Got my hippo and almost home!


----------



## secuono (Jun 5, 2016)

Got to ride one of their horses and practiced some on her. Super fun because she's so responsive and only needs a light touch. Side pass, spin, roll back for turns, etc. Hopefully, my hippo will be able to dothe same one day.
He meshed back in like he never left.


----------



## secuono (Jun 6, 2016)

Do I have a training thread for him here? I think I'll use this one for that. 

A tight 800, on the 800+ side of the mark.

He's terribly slow to react to lunging...Tired myself out with trying to keep him going! =/

Got him a bit, french link snaffle, need to adjust it some more, since it hangs a little low.

New girth also came in, but  they still try to ride up forward as much as possible. =/ Darn his ridiculous shape!

Yesterday and today, I splashed him with water from the trough, he's not minding it much. Sucks the hose water is a nasty 55-65F! Cold!  =0


----------



## secuono (Jun 6, 2016)

Copying from my FB, so sorry for repeat info.
Gelding got a new bit, Mad Tack in Madison had one in stock! A french link snaffle. It needs to go up a hole. 
He also got his new girth today, a Total saddle fit, but his gut seems to still shove it too forward. =/
He's so gosh darn slow to move out when lunging! Really have to get after him....Hoping he can get back to responding quicker soon. Wanting to add riding at a walk next week to his exercise program, then trotting the following week. 
Oh, yesterday and today, I splashed trough water on his chest, legs and back/sides. Yesterday he was a touch off about it, but then chilled out. The hose water is a chilly 55-65, so I know he'll balk at that! I sure would! But the minis did great the other week,so hopefully he will as well. 

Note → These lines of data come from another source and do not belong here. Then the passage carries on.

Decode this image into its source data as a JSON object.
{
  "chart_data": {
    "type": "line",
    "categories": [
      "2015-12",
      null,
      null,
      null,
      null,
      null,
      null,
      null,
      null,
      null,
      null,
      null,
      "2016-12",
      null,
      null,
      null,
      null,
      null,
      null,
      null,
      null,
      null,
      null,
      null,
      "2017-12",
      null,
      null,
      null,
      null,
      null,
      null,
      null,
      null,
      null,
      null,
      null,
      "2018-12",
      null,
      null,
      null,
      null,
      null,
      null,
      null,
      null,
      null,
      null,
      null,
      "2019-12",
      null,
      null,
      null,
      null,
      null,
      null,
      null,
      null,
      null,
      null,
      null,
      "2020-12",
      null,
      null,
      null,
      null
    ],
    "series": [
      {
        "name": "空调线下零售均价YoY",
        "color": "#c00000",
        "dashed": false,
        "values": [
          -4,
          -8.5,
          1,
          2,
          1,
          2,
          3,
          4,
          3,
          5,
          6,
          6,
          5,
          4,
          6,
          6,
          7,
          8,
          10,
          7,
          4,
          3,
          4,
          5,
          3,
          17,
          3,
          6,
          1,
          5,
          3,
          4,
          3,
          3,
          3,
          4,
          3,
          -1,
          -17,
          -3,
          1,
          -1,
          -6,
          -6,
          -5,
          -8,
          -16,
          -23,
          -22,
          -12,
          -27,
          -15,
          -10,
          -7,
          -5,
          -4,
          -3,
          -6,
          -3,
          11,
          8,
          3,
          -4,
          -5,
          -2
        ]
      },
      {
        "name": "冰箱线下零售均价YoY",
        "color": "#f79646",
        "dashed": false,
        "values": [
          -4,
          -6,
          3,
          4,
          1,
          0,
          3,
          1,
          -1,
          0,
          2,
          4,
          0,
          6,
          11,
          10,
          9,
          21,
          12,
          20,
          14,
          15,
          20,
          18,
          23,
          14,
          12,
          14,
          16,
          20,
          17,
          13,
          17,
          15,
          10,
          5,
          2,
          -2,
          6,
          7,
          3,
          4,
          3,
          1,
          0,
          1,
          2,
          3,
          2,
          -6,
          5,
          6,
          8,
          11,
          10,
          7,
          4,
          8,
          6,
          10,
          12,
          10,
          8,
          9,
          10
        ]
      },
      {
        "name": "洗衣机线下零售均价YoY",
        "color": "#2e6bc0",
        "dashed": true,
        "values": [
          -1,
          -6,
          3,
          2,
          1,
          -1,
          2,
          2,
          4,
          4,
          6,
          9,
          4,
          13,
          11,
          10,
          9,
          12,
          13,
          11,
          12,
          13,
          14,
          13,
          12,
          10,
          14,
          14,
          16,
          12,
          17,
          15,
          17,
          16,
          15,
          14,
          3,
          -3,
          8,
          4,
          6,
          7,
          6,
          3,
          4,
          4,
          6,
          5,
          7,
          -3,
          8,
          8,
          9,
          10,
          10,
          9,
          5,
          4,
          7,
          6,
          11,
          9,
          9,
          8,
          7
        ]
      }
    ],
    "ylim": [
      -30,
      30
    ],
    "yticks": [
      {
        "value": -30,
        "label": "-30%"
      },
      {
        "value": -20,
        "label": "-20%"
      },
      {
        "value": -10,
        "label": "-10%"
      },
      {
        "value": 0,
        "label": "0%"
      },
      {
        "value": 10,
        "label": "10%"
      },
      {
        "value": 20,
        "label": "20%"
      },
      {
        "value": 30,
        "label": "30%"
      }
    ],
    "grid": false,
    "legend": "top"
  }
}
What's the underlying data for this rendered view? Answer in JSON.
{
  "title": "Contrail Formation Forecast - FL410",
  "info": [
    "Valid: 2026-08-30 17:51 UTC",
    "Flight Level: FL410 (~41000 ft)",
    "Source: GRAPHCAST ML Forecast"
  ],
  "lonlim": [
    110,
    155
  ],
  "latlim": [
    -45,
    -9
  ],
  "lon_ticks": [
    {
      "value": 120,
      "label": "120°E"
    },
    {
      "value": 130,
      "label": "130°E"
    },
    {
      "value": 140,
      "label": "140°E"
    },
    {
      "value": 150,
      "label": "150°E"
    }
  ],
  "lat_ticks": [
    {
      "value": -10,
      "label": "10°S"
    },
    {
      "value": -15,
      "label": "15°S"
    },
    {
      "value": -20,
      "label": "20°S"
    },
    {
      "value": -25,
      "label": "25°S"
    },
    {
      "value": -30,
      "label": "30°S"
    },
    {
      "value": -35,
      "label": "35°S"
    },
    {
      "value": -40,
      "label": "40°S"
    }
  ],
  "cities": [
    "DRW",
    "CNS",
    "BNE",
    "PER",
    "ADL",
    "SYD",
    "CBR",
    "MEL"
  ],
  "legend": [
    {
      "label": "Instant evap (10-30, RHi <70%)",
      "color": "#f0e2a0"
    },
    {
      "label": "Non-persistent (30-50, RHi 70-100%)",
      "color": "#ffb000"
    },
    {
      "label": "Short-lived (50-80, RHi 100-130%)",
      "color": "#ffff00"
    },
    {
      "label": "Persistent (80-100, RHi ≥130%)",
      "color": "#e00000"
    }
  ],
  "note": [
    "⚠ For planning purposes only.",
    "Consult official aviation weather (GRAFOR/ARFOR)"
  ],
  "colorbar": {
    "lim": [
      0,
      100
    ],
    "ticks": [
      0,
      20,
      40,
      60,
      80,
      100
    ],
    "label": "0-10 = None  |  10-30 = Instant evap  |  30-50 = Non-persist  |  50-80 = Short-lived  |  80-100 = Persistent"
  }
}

So glad to have him home, it was weird not having him around.


----------



## secuono (Jun 7, 2016)

He's listening much better this morning. 
Did a quick 10min practice, will do his regular exercise later tonight.


----------



## secuono (Jun 8, 2016)

Too many biting flies, so did something else. Site won't work for me right, so just 2 pics from yesterday.


----------



## secuono (Jun 8, 2016)

Working now. 

 




This one made him look like a miniature, lol.


----------



## Latestarter (Jun 8, 2016)

I don't know horses, but either you're very tall or he's pretty short... He doesn't look like a large horse   The ones I've been around all seemed to have their heads up above mine and I'm ~5'10"... He's sure pretty though.


----------



## secuono (Jun 8, 2016)

Lol, he is 13 or 13.2h
I measured him at 13.2 last year, but when I was measuring his roundness, I decided to measure the minis to see if they grew any, (completely forgot what those were because of....---> ) Measured him as well so he wasn't left out, lol, but it said 13h!!   =/
I must of done it wrong before or have a magical shrinking horse! =0
I'm 5'6"


----------



## secuono (Jun 8, 2016)

I was trying to get confo shots during this morning's practice, before I noticed the issues.
Didn't go well, he's standing up hill. But you can see his fatness in this pic.


----------



## Ferguson K (Jun 8, 2016)

Also,  he's a very pretty horse.


----------



## TAH (Jun 8, 2016)

He is a very nice lookin guy. Looks from the pics that he has gray spots or faded area's on him. Or are my tricking me?


----------



## secuono (Jun 8, 2016)

TAH said:


> He is a very nice lookin guy. Looks from the pics that he has gray spots or faded area's on him. Or are my tricking me?



Dapples!


----------



## secuono (Jun 9, 2016)




----------



## secuono (Jun 9, 2016)

Net is dead at home. Have more pics, but net out in the big wide world seems to be slow as well, lol. Will post others later.


----------



## secuono (Jun 9, 2016)

Whoopsies, all of today's pictures are backwards in order.


 

 

 

 

Still limping today, but less obvious now that his rears have been trimmed. Vet will still check it out. 

No afternoon session. Had to get and put on 2 new front tires for the riding mower. But wasps were living in there, took awhile for them to actually leave. And then battery died...so no mowing. 
And Comcast people were here to fix the internet. Seems like something touched the cable and fried the....thing-a-ma-bob outside leading to the house. =/


----------



## secuono (Jun 9, 2016)

Here is the video with the mini.


----------



## secuono (Jun 9, 2016)

Here is a trotting video. You can see the head bobbing that isn't typical for him here. More obvious in yesterday's video, but that was a mess.


----------



## secuono (Jun 9, 2016)

Bit more obvious in this short video, sorry, I'm talking to myself about it.


----------



## secuono (Jun 11, 2016)

Been too long!


----------



## secuono (Jun 14, 2016)

Really need to haul him in for lessons, my confidence is a shard of what it was. 
I'm a horrible role model, forgot my helmet. Whoopsies!


----------